Inferring multiple helper Dafny assertions with LLMs
Álvaro Silva, Alexandra Mendes, Ruben Martins
TL;DR
This work addresses the barrier of missing helper assertions in Dafny proofs by introducing DAISY, a two-stage system that first localizes where assertions are needed and then infers their content using retrieval-augmented LLM prompts. By extending DafnyBench with w/o-1, w/o-2, and w/o-all datasets and building an assertion taxonomy, the authors provide a rigorous, scalable evaluation framework for multi-assertion inference. The results show that LLM-based fault localization and retrieval-augmented assertion inference can verify a substantial portion of failing programs, with performance improving further when combining localization strategies; multi-assertion cases remain challenging, but many proofs admit multiple valid repair strategies. The work demonstrates meaningful reductions in proof engineering effort and points to promising future directions, including assertion templating, richer context prompts, and ensemble localization strategies to approach oracle-level performance. Overall, DAISY advances automated assistance for formal verification and moves toward more scalable, accessible verification workflows.
Abstract
The Dafny verifier provides strong correctness guarantees but often requires numerous manual helper assertions, creating a significant barrier to adoption.
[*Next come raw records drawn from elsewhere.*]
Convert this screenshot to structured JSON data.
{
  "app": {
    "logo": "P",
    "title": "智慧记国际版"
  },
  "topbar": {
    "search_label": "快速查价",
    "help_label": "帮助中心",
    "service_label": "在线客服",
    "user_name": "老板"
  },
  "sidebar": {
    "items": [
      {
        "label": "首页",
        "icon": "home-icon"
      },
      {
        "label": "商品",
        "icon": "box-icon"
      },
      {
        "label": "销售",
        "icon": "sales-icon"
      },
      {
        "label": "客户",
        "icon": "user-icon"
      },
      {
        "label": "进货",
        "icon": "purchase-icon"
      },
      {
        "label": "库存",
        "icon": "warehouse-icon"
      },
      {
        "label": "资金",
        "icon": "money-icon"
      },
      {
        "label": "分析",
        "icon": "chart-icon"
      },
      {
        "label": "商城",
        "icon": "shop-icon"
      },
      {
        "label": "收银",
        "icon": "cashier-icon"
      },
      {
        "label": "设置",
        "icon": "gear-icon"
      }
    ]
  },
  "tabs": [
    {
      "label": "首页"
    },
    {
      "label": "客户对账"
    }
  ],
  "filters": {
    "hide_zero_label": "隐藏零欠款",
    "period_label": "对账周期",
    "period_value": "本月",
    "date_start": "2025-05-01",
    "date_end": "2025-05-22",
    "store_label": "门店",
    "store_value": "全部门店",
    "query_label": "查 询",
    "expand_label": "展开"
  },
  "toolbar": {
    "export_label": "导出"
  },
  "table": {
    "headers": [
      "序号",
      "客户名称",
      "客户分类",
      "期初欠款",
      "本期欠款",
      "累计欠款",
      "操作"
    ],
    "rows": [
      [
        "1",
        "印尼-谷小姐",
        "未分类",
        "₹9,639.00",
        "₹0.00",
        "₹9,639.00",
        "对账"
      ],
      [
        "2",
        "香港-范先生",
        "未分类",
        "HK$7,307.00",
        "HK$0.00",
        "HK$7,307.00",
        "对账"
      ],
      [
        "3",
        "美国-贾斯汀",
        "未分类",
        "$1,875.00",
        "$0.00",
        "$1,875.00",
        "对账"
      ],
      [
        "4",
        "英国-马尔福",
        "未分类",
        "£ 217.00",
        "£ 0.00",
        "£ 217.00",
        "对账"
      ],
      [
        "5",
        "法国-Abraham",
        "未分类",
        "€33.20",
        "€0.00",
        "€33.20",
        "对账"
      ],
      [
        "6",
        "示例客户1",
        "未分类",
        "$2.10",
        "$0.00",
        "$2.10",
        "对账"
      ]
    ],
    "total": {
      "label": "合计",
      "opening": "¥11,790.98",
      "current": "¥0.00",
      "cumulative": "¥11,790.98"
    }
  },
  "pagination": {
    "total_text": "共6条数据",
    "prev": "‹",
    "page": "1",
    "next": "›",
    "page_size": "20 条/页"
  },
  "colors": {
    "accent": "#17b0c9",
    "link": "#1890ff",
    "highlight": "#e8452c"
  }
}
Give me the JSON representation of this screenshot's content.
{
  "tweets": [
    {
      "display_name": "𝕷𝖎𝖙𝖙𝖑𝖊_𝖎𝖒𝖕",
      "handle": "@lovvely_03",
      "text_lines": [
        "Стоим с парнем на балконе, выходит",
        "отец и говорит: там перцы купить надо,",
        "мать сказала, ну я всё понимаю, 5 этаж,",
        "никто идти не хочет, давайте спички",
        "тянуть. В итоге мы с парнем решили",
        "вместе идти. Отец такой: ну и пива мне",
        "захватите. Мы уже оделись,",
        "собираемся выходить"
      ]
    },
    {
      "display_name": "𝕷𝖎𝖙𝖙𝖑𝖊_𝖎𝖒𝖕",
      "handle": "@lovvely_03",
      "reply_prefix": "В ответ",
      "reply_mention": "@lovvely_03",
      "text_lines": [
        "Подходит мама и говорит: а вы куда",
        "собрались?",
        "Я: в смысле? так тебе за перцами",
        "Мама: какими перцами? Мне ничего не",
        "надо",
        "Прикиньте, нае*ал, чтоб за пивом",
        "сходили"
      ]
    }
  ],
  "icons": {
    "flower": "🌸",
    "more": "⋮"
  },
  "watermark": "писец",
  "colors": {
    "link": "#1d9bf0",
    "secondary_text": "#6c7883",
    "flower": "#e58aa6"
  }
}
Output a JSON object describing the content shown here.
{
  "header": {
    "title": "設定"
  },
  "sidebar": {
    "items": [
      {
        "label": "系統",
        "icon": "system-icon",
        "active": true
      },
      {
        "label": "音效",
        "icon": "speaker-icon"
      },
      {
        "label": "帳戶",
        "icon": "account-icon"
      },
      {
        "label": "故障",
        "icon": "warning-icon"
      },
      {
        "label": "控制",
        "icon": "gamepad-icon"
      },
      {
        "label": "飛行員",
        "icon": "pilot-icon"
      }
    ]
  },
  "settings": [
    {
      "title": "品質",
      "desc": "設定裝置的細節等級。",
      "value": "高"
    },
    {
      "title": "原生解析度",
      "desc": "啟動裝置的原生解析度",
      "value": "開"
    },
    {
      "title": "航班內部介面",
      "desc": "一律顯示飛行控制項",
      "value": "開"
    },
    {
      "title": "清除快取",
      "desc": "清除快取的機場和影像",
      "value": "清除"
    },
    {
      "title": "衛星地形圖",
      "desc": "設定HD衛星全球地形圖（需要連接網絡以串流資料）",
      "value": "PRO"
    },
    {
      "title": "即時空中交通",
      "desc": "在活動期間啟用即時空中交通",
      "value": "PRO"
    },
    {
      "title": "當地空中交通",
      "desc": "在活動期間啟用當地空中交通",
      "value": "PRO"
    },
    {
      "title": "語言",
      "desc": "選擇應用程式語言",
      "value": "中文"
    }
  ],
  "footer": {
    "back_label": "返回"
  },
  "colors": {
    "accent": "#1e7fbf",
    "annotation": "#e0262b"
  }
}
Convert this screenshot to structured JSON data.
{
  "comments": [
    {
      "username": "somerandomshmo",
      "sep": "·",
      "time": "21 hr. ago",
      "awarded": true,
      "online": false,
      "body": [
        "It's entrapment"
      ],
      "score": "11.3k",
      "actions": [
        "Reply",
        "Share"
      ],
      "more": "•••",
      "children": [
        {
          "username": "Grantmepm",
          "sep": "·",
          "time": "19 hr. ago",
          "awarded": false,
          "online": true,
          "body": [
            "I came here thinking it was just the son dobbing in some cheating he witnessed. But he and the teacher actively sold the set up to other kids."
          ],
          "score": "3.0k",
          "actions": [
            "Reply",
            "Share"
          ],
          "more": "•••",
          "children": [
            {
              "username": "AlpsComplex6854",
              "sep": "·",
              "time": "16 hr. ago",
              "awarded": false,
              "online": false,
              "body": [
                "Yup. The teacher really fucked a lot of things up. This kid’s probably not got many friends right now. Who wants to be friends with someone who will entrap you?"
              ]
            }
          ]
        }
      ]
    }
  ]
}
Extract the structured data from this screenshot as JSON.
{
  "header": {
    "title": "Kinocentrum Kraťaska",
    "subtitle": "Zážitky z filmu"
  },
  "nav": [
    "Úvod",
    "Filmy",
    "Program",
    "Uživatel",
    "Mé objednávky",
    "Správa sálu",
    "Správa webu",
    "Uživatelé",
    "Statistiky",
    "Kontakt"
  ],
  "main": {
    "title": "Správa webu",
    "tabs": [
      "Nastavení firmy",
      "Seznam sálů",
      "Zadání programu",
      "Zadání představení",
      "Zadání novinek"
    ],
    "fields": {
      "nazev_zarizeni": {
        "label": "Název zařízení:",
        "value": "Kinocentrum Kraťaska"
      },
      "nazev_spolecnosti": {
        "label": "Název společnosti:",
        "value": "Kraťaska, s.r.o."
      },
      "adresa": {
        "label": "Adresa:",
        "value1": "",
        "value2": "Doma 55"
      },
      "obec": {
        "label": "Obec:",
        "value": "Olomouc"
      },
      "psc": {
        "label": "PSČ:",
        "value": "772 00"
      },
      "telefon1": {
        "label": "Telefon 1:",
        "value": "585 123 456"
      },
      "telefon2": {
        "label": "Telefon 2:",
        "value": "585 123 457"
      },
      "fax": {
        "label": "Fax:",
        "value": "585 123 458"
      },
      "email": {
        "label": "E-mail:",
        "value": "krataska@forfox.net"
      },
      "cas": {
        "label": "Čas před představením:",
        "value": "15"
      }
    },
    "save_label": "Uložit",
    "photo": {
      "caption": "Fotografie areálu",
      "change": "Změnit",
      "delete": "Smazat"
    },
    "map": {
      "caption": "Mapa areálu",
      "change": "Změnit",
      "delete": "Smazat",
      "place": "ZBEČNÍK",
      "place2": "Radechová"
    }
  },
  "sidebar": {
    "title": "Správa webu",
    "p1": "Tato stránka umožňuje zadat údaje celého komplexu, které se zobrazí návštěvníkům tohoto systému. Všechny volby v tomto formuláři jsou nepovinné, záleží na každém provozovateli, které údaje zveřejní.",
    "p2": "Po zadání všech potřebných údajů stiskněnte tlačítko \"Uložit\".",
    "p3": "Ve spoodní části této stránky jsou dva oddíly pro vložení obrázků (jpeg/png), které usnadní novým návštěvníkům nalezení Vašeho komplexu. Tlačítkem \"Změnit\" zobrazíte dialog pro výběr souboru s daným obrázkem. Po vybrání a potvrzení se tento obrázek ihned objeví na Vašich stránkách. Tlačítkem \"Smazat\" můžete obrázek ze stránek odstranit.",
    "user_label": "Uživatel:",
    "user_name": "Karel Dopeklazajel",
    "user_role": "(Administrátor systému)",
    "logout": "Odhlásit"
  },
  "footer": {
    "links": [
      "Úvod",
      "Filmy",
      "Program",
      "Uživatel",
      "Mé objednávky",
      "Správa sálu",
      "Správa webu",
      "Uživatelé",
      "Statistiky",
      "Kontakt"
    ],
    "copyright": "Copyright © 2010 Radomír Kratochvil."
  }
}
We investigate the use of Large Language Models (LLMs) to automatically infer missing helper assertions in Dafny programs, with a primary focus on cases involving multiple missing assertions. To support this study, we extend the DafnyBench benchmark with curated datasets where one, two, or all assertions are removed, and we introduce a taxonomy of assertion types to analyze inference difficulty. Our approach refines fault localization through a hybrid method that combines LLM predictions with error-message heuristics. We implement this approach in a new tool called DAISY (Dafny Assertion Inference SYstem). While our focus is on multiple missing assertions, we also evaluate DAISY on single-assertion cases. DAISY verifies 63.4% of programs with one missing assertion and 31.7% with multiple missing assertions. Notably, many programs can be verified with fewer assertions than originally present, highlighting that proofs often admit multiple valid repair strategies and that recovering every original assertion is unnecessary. These results demonstrate that automated assertion inference can substantially reduce proof engineering effort and represent a step toward more scalable and accessible formal verification.